Наташка упала назад вместе с креслом, не выдержавшим резкого толчка и веса двух женщин, да так и осталась лежать вверх ногами. Нателла перекувырнулась через нее и шмякнулась спиной о стену, не отпуская Наташкиных волос. Женщины сползлись в один визжащий клубок.
«Отвали, чокнутая. А-а-а,» – орала хозяйка.
«Ненавижу, сука,» – визжала гостья.
***
«Значит так: я ничего не обещаю, но помочь – попробую,» – вещала Наташка со стопкой в руке. Пили водку. Больше ничего дома не оказалось. Зато нашлась банка с солеными огурцами и пачка пельменей в морозилке. Нателла к водке не привыкла, морщилась и старалась скорее чем-нибудь перебить мерзкий вкус. Наташка пила водку как воду. Как анестезия та действовала прекрасно. Нателла еще потирала ушибленную спину, а Наташка уже не обращала внимания на расцарапанную шею и пламенеющее ухо.
«Пусть Антон пойдет к мужу и скажет …»
«Да он тут вообще не при чем, поверь мне,» – отмахнулась Наташка. – «Можно сказать такой же невинно пострадавший, как и ты. Ты не наседай, мне надо подумать.»
«Что тут думать? Если не он, то сама пойди к Вагифу и скажи.»
«Что сказать? Я уже говорила ему, что это мы с Антоном любовники. Он, сама видишь, не сильно поверил.»
«Конечно не поверил. Парень молодой, красавчик и вдруг ты.»
«Ты что это имеешь в виду?»
Обстановка снова угрожающе накалилась. Но Наташка неожиданно обмякла: «Да права ты, конечно. Поэтому и надо хорошо подумать, прежде чем что-нибудь делать. А то опять ерунда получится, как обычно.»
Собутыльницы приуныли.
***
Алкоголь – друг человека. В определенном количестве. Количество у каждого свое, это дело индивидуальное. Два бокала вина способны расслабить после тяжелого рабочего дня и начисто вымыть из головы мысли о недоделанных сводках и отчетах, они придают игривости взглядам и доброжелательности мыслям. После трех бокалов просыпается певческий талант, до сих пор дремавший где-то очень глубоко, в теле образуется небывалая легкость, бедра начинают вилять в танце безо всякого удержу. Четвертый бокал вводит в легкую задумчивость, усиливающуюся до тоски после пятого. Не говоря уже о головной боли на утро. Главное в дружбе с алкоголем – вовремя остановиться.
В дружбе с водкой романтики и вовсе нет. Она приятель жесткий и конкретный. Наташка, находящаяся на той стадии опьянения, которая заставляет двигаться, не танцевала.
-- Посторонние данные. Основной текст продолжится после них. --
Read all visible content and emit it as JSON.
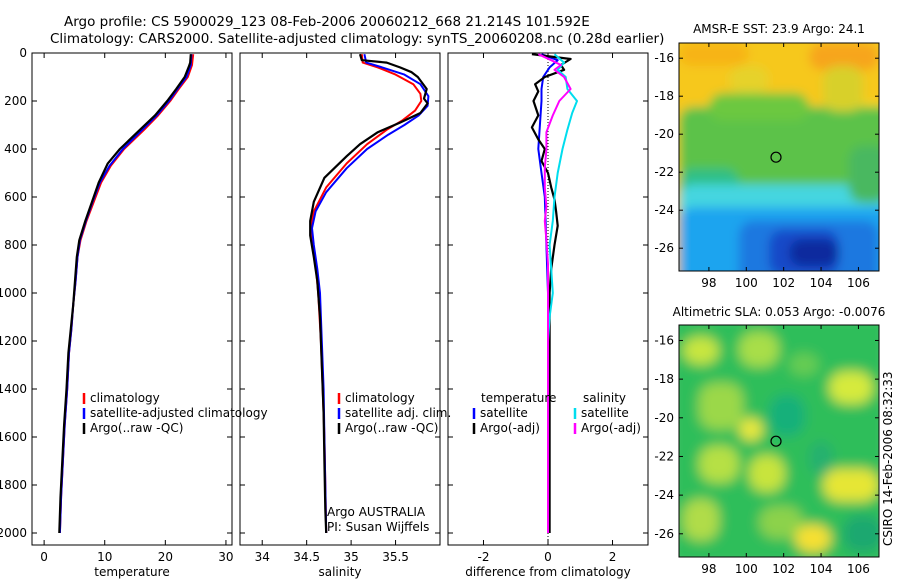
{
  "figure": {
    "title_line1": "Argo profile: CS 5900029_123 08-Feb-2006 20060212_668 21.214S 101.592E",
    "title_line2": "Climatology: CARS2000. Satellite-adjusted climatology: synTS_20060208.nc (0.28d earlier)",
    "side_label": "CSIRO 14-Feb-2006 08:32:33"
  },
  "colors": {
    "climatology": "#ff0000",
    "satellite": "#0000ff",
    "argo": "#000000",
    "sat_temp": "#0000ff",
    "sat_sal": "#00ddee",
    "argo_sal": "#ff00ff"
  },
  "chart_data": [
    {
      "type": "line",
      "id": "temperature",
      "xlabel": "temperature",
      "ylabel": "",
      "xlim": [
        -2,
        31
      ],
      "ylim": [
        2050,
        0
      ],
      "y_reversed": true,
      "xticks": [
        0,
        10,
        20,
        30
      ],
      "yticks": [
        0,
        200,
        400,
        600,
        800,
        1000,
        1200,
        1400,
        1600,
        1800,
        2000
      ],
      "legend": [
        "climatology",
        "satellite-adjusted climatology",
        "Argo(..raw -QC)"
      ],
      "series": [
        {
          "name": "climatology",
          "color": "#ff0000",
          "points": [
            [
              24.6,
              5
            ],
            [
              24.4,
              50
            ],
            [
              23.7,
              100
            ],
            [
              22.2,
              150
            ],
            [
              20.8,
              200
            ],
            [
              18.8,
              260
            ],
            [
              16.5,
              320
            ],
            [
              13.2,
              400
            ],
            [
              11,
              470
            ],
            [
              9.4,
              540
            ],
            [
              8.2,
              620
            ],
            [
              7,
              700
            ],
            [
              6,
              780
            ],
            [
              5.5,
              850
            ],
            [
              5.2,
              950
            ],
            [
              4.8,
              1050
            ],
            [
              4.5,
              1150
            ],
            [
              4.1,
              1250
            ],
            [
              3.8,
              1400
            ],
            [
              3.4,
              1550
            ],
            [
              3.1,
              1700
            ],
            [
              2.8,
              1850
            ],
            [
              2.6,
              2000
            ]
          ]
        },
        {
          "name": "satellite-adjusted climatology",
          "color": "#0000ff",
          "points": [
            [
              24.3,
              5
            ],
            [
              24.2,
              50
            ],
            [
              23.5,
              100
            ],
            [
              22,
              150
            ],
            [
              20.6,
              200
            ],
            [
              18.6,
              260
            ],
            [
              16.2,
              320
            ],
            [
              13,
              400
            ],
            [
              10.8,
              470
            ],
            [
              9.2,
              540
            ],
            [
              8,
              620
            ],
            [
              6.9,
              700
            ],
            [
              5.9,
              780
            ],
            [
              5.5,
              850
            ],
            [
              5.2,
              950
            ],
            [
              4.8,
              1050
            ],
            [
              4.5,
              1150
            ],
            [
              4.1,
              1250
            ],
            [
              3.8,
              1400
            ],
            [
              3.4,
              1550
            ],
            [
              3.1,
              1700
            ],
            [
              2.8,
              1850
            ],
            [
              2.6,
              2000
            ]
          ]
        },
        {
          "name": "Argo(..raw -QC)",
          "color": "#000000",
          "points": [
            [
              24.2,
              5
            ],
            [
              24.1,
              40
            ],
            [
              23.9,
              55
            ],
            [
              23.2,
              100
            ],
            [
              21.8,
              150
            ],
            [
              20.3,
              200
            ],
            [
              18.3,
              260
            ],
            [
              15.8,
              320
            ],
            [
              12.5,
              400
            ],
            [
              10.5,
              460
            ],
            [
              9,
              540
            ],
            [
              7.9,
              620
            ],
            [
              6.8,
              700
            ],
            [
              5.8,
              780
            ],
            [
              5.4,
              850
            ],
            [
              5.1,
              950
            ],
            [
              4.8,
              1050
            ],
            [
              4.4,
              1150
            ],
            [
              4,
              1250
            ],
            [
              3.7,
              1400
            ],
            [
              3.3,
              1550
            ],
            [
              3,
              1700
            ],
            [
              2.7,
              1850
            ],
            [
              2.5,
              2000
            ]
          ]
        }
      ]
    },
    {
      "type": "line",
      "id": "salinity",
      "xlabel": "salinity",
      "xlim": [
        33.75,
        36
      ],
      "ylim": [
        2050,
        0
      ],
      "y_reversed": true,
      "xticks": [
        34,
        34.5,
        35,
        35.5
      ],
      "legend": [
        "climatology",
        "satellite adj. clim.",
        "Argo(..raw -QC)"
      ],
      "annotation_line1": "Argo AUSTRALIA",
      "annotation_line2": "PI: Susan Wijffels",
      "series": [
        {
          "name": "climatology",
          "color": "#ff0000",
          "points": [
            [
              35.12,
              5
            ],
            [
              35.13,
              40
            ],
            [
              35.3,
              60
            ],
            [
              35.5,
              90
            ],
            [
              35.7,
              130
            ],
            [
              35.78,
              170
            ],
            [
              35.79,
              200
            ],
            [
              35.72,
              240
            ],
            [
              35.58,
              280
            ],
            [
              35.4,
              320
            ],
            [
              35.18,
              380
            ],
            [
              34.95,
              460
            ],
            [
              34.72,
              560
            ],
            [
              34.58,
              660
            ],
            [
              34.55,
              720
            ],
            [
              34.56,
              780
            ],
            [
              34.6,
              880
            ],
            [
              34.63,
              1000
            ],
            [
              34.66,
              1200
            ],
            [
              34.68,
              1400
            ],
            [
              34.7,
              1600
            ],
            [
              34.71,
              1800
            ],
            [
              34.72,
              2000
            ]
          ]
        },
        {
          "name": "satellite adj. clim.",
          "color": "#0000ff",
          "points": [
            [
              35.15,
              5
            ],
            [
              35.17,
              40
            ],
            [
              35.35,
              60
            ],
            [
              35.6,
              90
            ],
            [
              35.78,
              130
            ],
            [
              35.87,
              180
            ],
            [
              35.86,
              220
            ],
            [
              35.76,
              260
            ],
            [
              35.6,
              300
            ],
            [
              35.42,
              340
            ],
            [
              35.18,
              400
            ],
            [
              34.95,
              480
            ],
            [
              34.72,
              580
            ],
            [
              34.6,
              660
            ],
            [
              34.56,
              730
            ],
            [
              34.58,
              800
            ],
            [
              34.62,
              900
            ],
            [
              34.65,
              1000
            ],
            [
              34.67,
              1200
            ],
            [
              34.69,
              1400
            ],
            [
              34.7,
              1600
            ],
            [
              34.71,
              1800
            ],
            [
              34.72,
              2000
            ]
          ]
        },
        {
          "name": "Argo(..raw -QC)",
          "color": "#000000",
          "points": [
            [
              35.1,
              5
            ],
            [
              35.12,
              30
            ],
            [
              35.4,
              40
            ],
            [
              35.55,
              60
            ],
            [
              35.68,
              80
            ],
            [
              35.75,
              100
            ],
            [
              35.85,
              150
            ],
            [
              35.82,
              190
            ],
            [
              35.86,
              210
            ],
            [
              35.78,
              250
            ],
            [
              35.55,
              290
            ],
            [
              35.3,
              330
            ],
            [
              35.1,
              380
            ],
            [
              34.95,
              430
            ],
            [
              34.7,
              520
            ],
            [
              34.58,
              620
            ],
            [
              34.54,
              700
            ],
            [
              34.54,
              760
            ],
            [
              34.58,
              850
            ],
            [
              34.62,
              950
            ],
            [
              34.65,
              1100
            ],
            [
              34.67,
              1300
            ],
            [
              34.69,
              1500
            ],
            [
              34.7,
              1700
            ],
            [
              34.71,
              1900
            ],
            [
              34.72,
              2000
            ]
          ]
        }
      ]
    },
    {
      "type": "line",
      "id": "difference",
      "xlabel": "difference from climatology",
      "xlim": [
        -3.1,
        3.1
      ],
      "ylim": [
        2050,
        0
      ],
      "y_reversed": true,
      "xticks": [
        -2,
        0,
        2
      ],
      "legend_left_title": "temperature",
      "legend_right_title": "salinity",
      "legend_left": [
        "satellite",
        "Argo(-adj)"
      ],
      "legend_right": [
        "satellite",
        "Argo(-adj)"
      ],
      "series": [
        {
          "name": "temperature satellite",
          "color": "#0000ff",
          "points": [
            [
              -0.2,
              5
            ],
            [
              0.3,
              30
            ],
            [
              0.05,
              60
            ],
            [
              -0.15,
              100
            ],
            [
              -0.2,
              150
            ],
            [
              -0.2,
              200
            ],
            [
              -0.25,
              300
            ],
            [
              -0.3,
              400
            ],
            [
              -0.2,
              500
            ],
            [
              -0.1,
              600
            ],
            [
              -0.05,
              800
            ],
            [
              0,
              1000
            ],
            [
              0,
              1200
            ],
            [
              0,
              1500
            ],
            [
              0,
              2000
            ]
          ]
        },
        {
          "name": "temperature Argo(-adj)",
          "color": "#000000",
          "points": [
            [
              -0.5,
              5
            ],
            [
              0.7,
              25
            ],
            [
              0.4,
              50
            ],
            [
              0.5,
              70
            ],
            [
              -0.1,
              100
            ],
            [
              -0.4,
              130
            ],
            [
              -0.3,
              160
            ],
            [
              -0.45,
              200
            ],
            [
              -0.3,
              260
            ],
            [
              -0.5,
              310
            ],
            [
              -0.3,
              360
            ],
            [
              -0.1,
              400
            ],
            [
              -0.2,
              450
            ],
            [
              0,
              500
            ],
            [
              0.1,
              560
            ],
            [
              0.2,
              610
            ],
            [
              0.25,
              660
            ],
            [
              0.3,
              720
            ],
            [
              0.2,
              800
            ],
            [
              0.1,
              900
            ],
            [
              0.05,
              1000
            ],
            [
              0.05,
              1200
            ],
            [
              0.05,
              1500
            ],
            [
              0.05,
              2000
            ]
          ]
        },
        {
          "name": "salinity satellite",
          "color": "#00ddee",
          "points": [
            [
              0.2,
              5
            ],
            [
              0.5,
              40
            ],
            [
              0.3,
              70
            ],
            [
              0.55,
              100
            ],
            [
              0.6,
              150
            ],
            [
              0.9,
              200
            ],
            [
              0.75,
              250
            ],
            [
              0.6,
              320
            ],
            [
              0.45,
              400
            ],
            [
              0.3,
              500
            ],
            [
              0.2,
              600
            ],
            [
              0.15,
              700
            ],
            [
              0.05,
              800
            ],
            [
              0.1,
              900
            ],
            [
              0.15,
              1000
            ],
            [
              0.05,
              1100
            ],
            [
              0,
              1200
            ],
            [
              0,
              1500
            ],
            [
              0,
              2000
            ]
          ]
        },
        {
          "name": "salinity Argo(-adj)",
          "color": "#ff00ff",
          "points": [
            [
              -0.3,
              5
            ],
            [
              0.1,
              30
            ],
            [
              0.4,
              50
            ],
            [
              0.2,
              70
            ],
            [
              0.5,
              100
            ],
            [
              0.7,
              150
            ],
            [
              0.35,
              200
            ],
            [
              0.15,
              260
            ],
            [
              -0.05,
              330
            ],
            [
              -0.05,
              400
            ],
            [
              -0.1,
              480
            ],
            [
              -0.1,
              560
            ],
            [
              -0.05,
              640
            ],
            [
              -0.1,
              700
            ],
            [
              -0.05,
              780
            ],
            [
              0,
              880
            ],
            [
              0,
              1000
            ],
            [
              0,
              1500
            ],
            [
              0,
              2000
            ]
          ]
        }
      ]
    },
    {
      "type": "heatmap",
      "id": "sst",
      "title": "AMSR-E SST: 23.9 Argo: 24.1",
      "xlim": [
        96.4,
        107.1
      ],
      "ylim": [
        -27.2,
        -15.2
      ],
      "xticks": [
        98,
        100,
        102,
        104,
        106
      ],
      "yticks": [
        -16,
        -18,
        -20,
        -22,
        -24,
        -26
      ],
      "marker": [
        101.59,
        -21.21
      ]
    },
    {
      "type": "heatmap",
      "id": "sla",
      "title": "Altimetric SLA: 0.053 Argo: -0.0076",
      "xlim": [
        96.4,
        107.1
      ],
      "ylim": [
        -27.2,
        -15.2
      ],
      "xticks": [
        98,
        100,
        102,
        104,
        106
      ],
      "yticks": [
        -16,
        -18,
        -20,
        -22,
        -24,
        -26
      ],
      "marker": [
        101.59,
        -21.21
      ]
    }
  ]
}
Она, отирая рукавом пот, драила ванну, сопя, шурудила шваброй под кроватями, ворча, сгружала кучи мусора в 60-ти литровый плотный черный пакет. На плите шкворчала жареная с луком картошка, в ванной ревела турбинами взлетающая стиральная машинка.
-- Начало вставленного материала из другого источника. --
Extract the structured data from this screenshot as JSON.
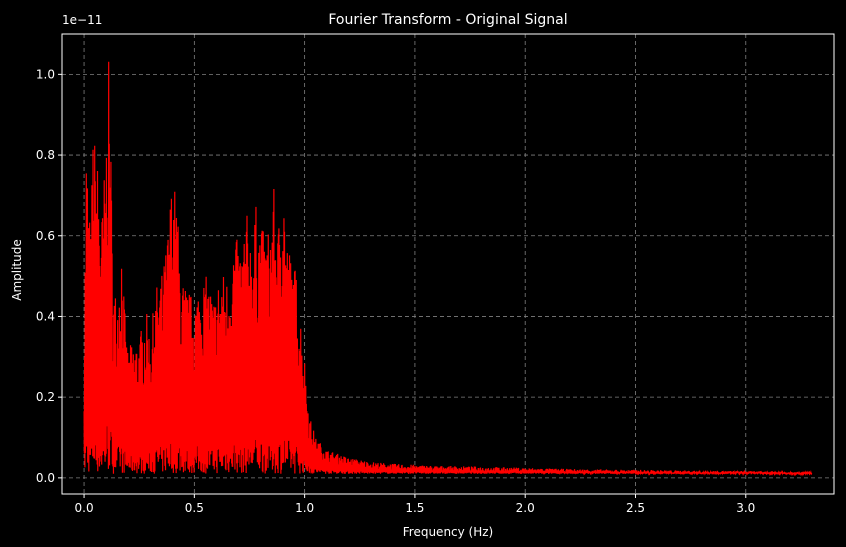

К вечеру, когда домочадцы появились на пороге, квартира сияла чистотой и пахла едой. Хозяйка спала без задних ног. Ее хандра прошла бесследно.
***
Общеизвестно: те, кто сегодня читает книги, завтра будут управлять теми, кто зависает в смартфонах.
К счастью, Лиза унаследовала Машину страсть к чтению, чему та была несказанно рада, стараясь поддерживать ее всеми силами. А поскольку цены на книги давно оторвались от реальности и устремились в космос, купить себе (а чаще Лизе) новинку Маша позволяла себе очень редко. А вот в библиотеку дочь записала.
Поход в библиотеку, совершаемый обычно во второй половине дня по пятницам раз в две недели, со временем превратился в целый ритуал. В библиотеку Лиза теперь заходила одна. Маша торчала с коляской на улице. Сдав принесенные книги и затерявшись среди стеллажей, она набирала мамин номер и, зачитывая название книги, привлекшей ее внимание, допрашивала: «Живая шляпа» – это о чем? «Федорино горе» – это интересно? Точно? А кто такой Урфин Джюс? Имя какое-то дурацкое.» И так до бесконечности, пока не выбирала дозволенные пять книг.
Поход в библиотеку всегда поощрялся какой-нибудь вкусняшкой из кондитерской. Маша вырабатывала у Лизы рефлекс: чтение – это удовольствие. Заставлять читать взятые книги дочь не надо было. Пока у Лизы не было смартфона – токсичной игрушки, убивающей интерес ко всему, кроме себя самого. Но рано или поздно, и это Маша осознавала с внутренним содроганием, словно приговоренный к четвертованию, сам несущий топор на плаху, его придется купить. Исключительно ради того, чтобы ребенок не выглядел белой вороной в классе. Дети жестоки. Они, словно свора собак, затравят любого, кто хоть чем-то выбивается из стаи: лишним весом, скобкой на зубах, незавидным материальным положением.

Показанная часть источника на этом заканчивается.